Steamboat Springs On a hike, a snowmobile ride, a ski or a snowshoe through the vast stretches of land in Routt County, there always will come a time when something appears and it's hard to tell what it is or why it happened.
Maybe it's a tree that grew in an odd way, a rock that looks out of place or a funny indention in the ground. Keen eyes can spot them, but only the imagination can help answer the question, unless you ask.
Fortunately in Routt County, there are people to ask. We are blessed with naturalists, biologists and various other knowledgeable people who are happy to help solve these mysteries.
Here are four things that could pop up on trip in the woods that might cause you to scratch your head.
A large rock or field of rocks that doesn't look like it belongs is probably an erratic.
An erratic is a rock that is not indigenous to the area in which it sits. Most of the time they are deposits from an ancient glacier, local geologist Tom Delancey said.
In the Steamboat Springs area, there are evidences of four different periods of time when glaciers descended down from the Fish Creek and Buffalo Pass areas, Delancey said. The last glacier melted about 40,000 years ago and the oldest probably formed 3 million years ago, he said.
The most obvious evidence of a local glacier is the field of erratic rocks that are in the meadow across from City Market. Those rocks, which probably are from the Fish Creek Falls area, were carried down by the glacier and deposited in the field. Other evidence of a glacier is the big hill that the Steamboat Grand hotel sits on.
"That's a real large deposit of Loess," Delancey said.
Loess is a dust-like material that blows off a glacier. In this case, the wind picked it up and accumulated it on the hillside where the Grand sits.
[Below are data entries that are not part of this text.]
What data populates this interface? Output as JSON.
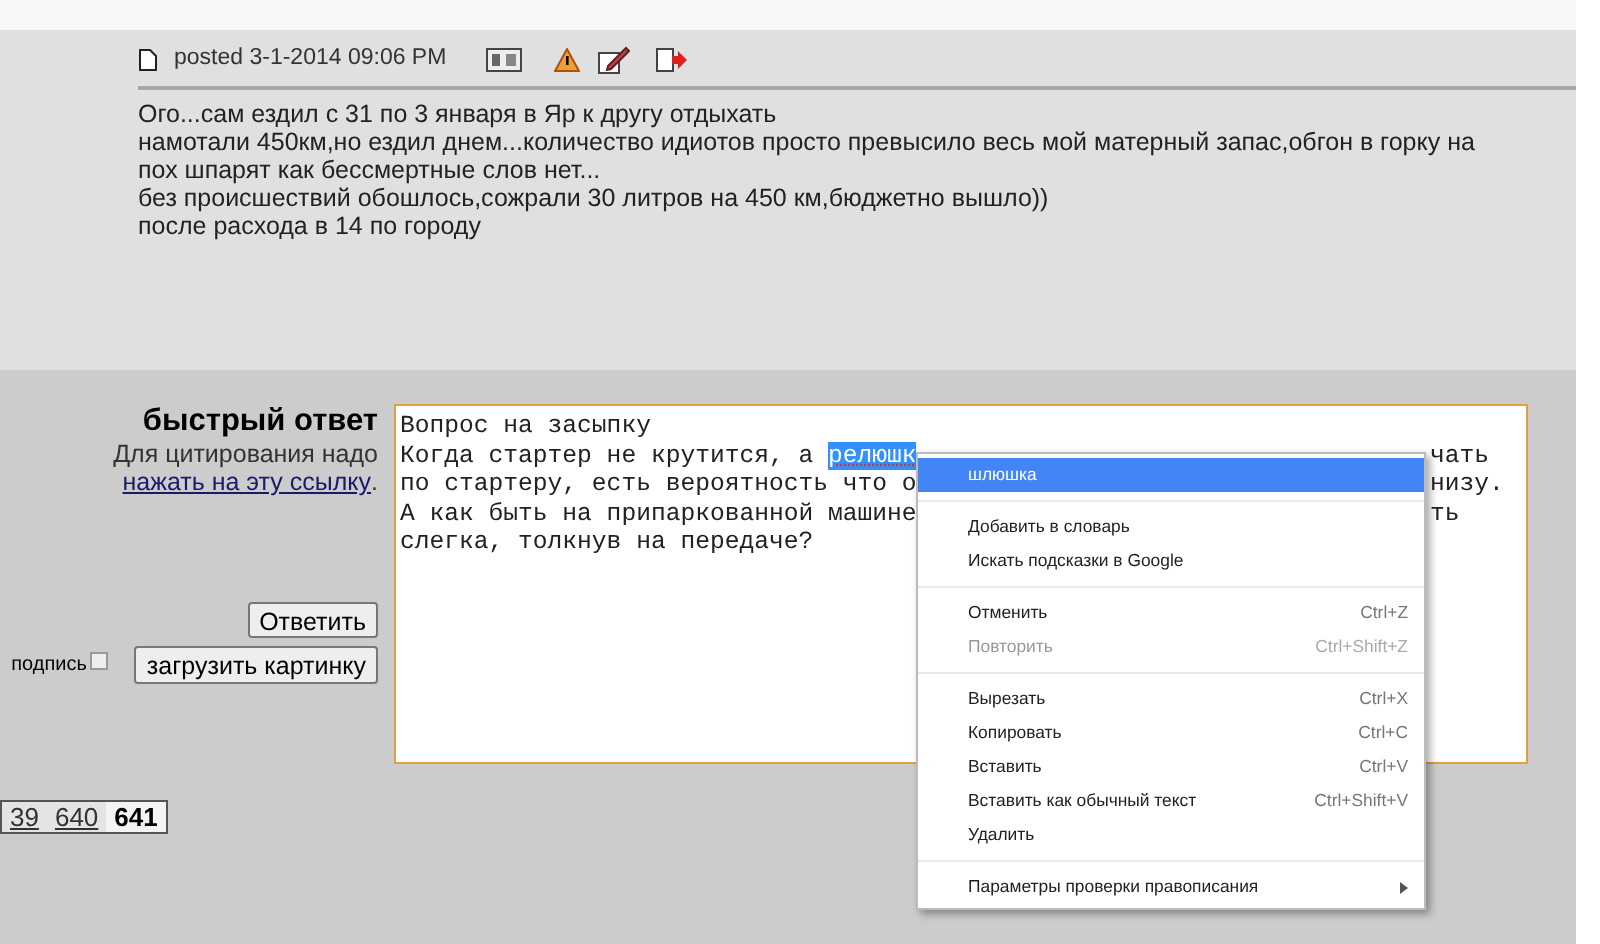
{
  "post": {
    "posted": "posted 3-1-2014 09:06 PM",
    "lines": [
      "Ого...сам ездил с 31 по 3 января в Яр к другу отдыхать",
      "намотали 450км,но ездил днем...количество идиотов просто превысило весь мой матерный запас,обгон в горку на",
      "пох шпарят как бессмертные слов нет...",
      "без происшествий обошлось,сожрали 30 литров на 450 км,бюджетно вышло))",
      "после расхода в 14 по городу"
    ]
  },
  "quick_reply": {
    "title": "быстрый ответ",
    "hint": "Для цитирования надо",
    "link": "нажать на эту ссылку",
    "link_end": ".",
    "reply_button": "Ответить",
    "signature": {
      "label": "подпись",
      "checked": false
    },
    "upload_button": "загрузить картинку"
  },
  "editor": {
    "lines": [
      {
        "left": "Вопрос на засыпку"
      },
      {
        "left": "Когда стартер не крутится, а ",
        "selected": "релюшк",
        "right": "чать"
      },
      {
        "left": "по стартеру, есть вероятность что о",
        "right": "низу."
      },
      {
        "left": "А как быть на припаркованной машине",
        "right": "ть"
      },
      {
        "left": "слегка, толкнув на передаче?"
      }
    ]
  },
  "context_menu": {
    "groups": [
      [
        {
          "label": "шлюшка",
          "selected": true,
          "disabled": false
        }
      ],
      [
        {
          "label": "Добавить в словарь",
          "selected": false,
          "disabled": false
        },
        {
          "label": "Искать подсказки в Google",
          "selected": false,
          "disabled": false
        }
      ],
      [
        {
          "label": "Отменить",
          "shortcut": "Ctrl+Z",
          "selected": false,
          "disabled": false
        },
        {
          "label": "Повторить",
          "shortcut": "Ctrl+Shift+Z",
          "selected": false,
          "disabled": true
        }
      ],
      [
        {
          "label": "Вырезать",
          "shortcut": "Ctrl+X",
          "selected": false,
          "disabled": false
        },
        {
          "label": "Копировать",
          "shortcut": "Ctrl+C",
          "selected": false,
          "disabled": false
        },
        {
          "label": "Вставить",
          "shortcut": "Ctrl+V",
          "selected": false,
          "disabled": false
        },
        {
          "label": "Вставить как обычный текст",
          "shortcut": "Ctrl+Shift+V",
          "selected": false,
          "disabled": false
        },
        {
          "label": "Удалить",
          "selected": false,
          "disabled": false
        }
      ],
      [
        {
          "label": "Параметры проверки правописания",
          "submenu": true,
          "selected": false,
          "disabled": false
        }
      ]
    ]
  },
  "pagination": [
    {
      "label": "39",
      "selected": false
    },
    {
      "label": "640",
      "selected": false
    },
    {
      "label": "641",
      "selected": true
    }
  ]
}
As far as erratics go, another good spot to see them is in the meadow where the Mad Creek barn is, about one mile up the Mad Creek trailhead. Those rocks came from the valley above the area, which was carved out by a small glacier.
(not sea shells)
Little white shells that look like they belong near an ocean, not in the woods of Colorado, are all over the place.
No, they aren't ancient fossils from the time this area was covered with water, they are snail shells and they do belong here. The snails attach themselves to leaves and eat microorganisms on the forest floor, Colorado Division of Wildlife biologist Jim Hicks said.
"They are just about everywhere," he said.
The snails are good food for grazing animals and their shells often are found in deer, elk and sheep droppings.
Interestingly enough, local snails carry a parasite that causes lung-worm disease in big horn sheep, which can result in a lethal case of pneumonia, Hicks said.
The parasite's larva leaves feces pellets on the ground, which is absorbed through the snails' feet. If the sheep eats a large quantity of snails, they could get the disease. However, it mainly shows up when sheep populations are too high, Hicks said.
on the ground
It seems nearly every trail into the Routt National Forest is laced with skinny dirt mounds that cover the ground like veins. These mounds are called eskers and they are the winter handy work of the pocket gopher, naturalist Karen Vail said.
The pocket gopher, which lives most of its life underground, is named for its internally fur-lined cheek pouches that open on each side of its mouth. The native animal burrows through the ground and uses the cheek pockets to carry the dirt to the surface.
"He just turns his pockets inside out," Vail said.
In the winter, the snowpack covering the ground makes it difficult for the pocket gopher to deposit the dirt. To solve the problem, it burrows small tunnels at the bottom of the snowpack and then deposits the soil in them.
When the snow melts, the deposited dirt appears as vein-like soil mounds on the ground.
This aspen tree is on Rabbit Ears Pass, near the Hogan Park Trail. In this case, forest technician Ryan Miller said the tree was probably damaged when it was young.
"It could have been damaged by an elk, a deer, person, snowmobile, a horse, or a bear could have climbed on it," Forest Service spokeswoman Diann Pipher said. "Then it was a little bit broken. A couple years later it recovered and it began growing up again."
There also is a chance that another tree fell against it and broke the tree, naturalist Karen Vail said.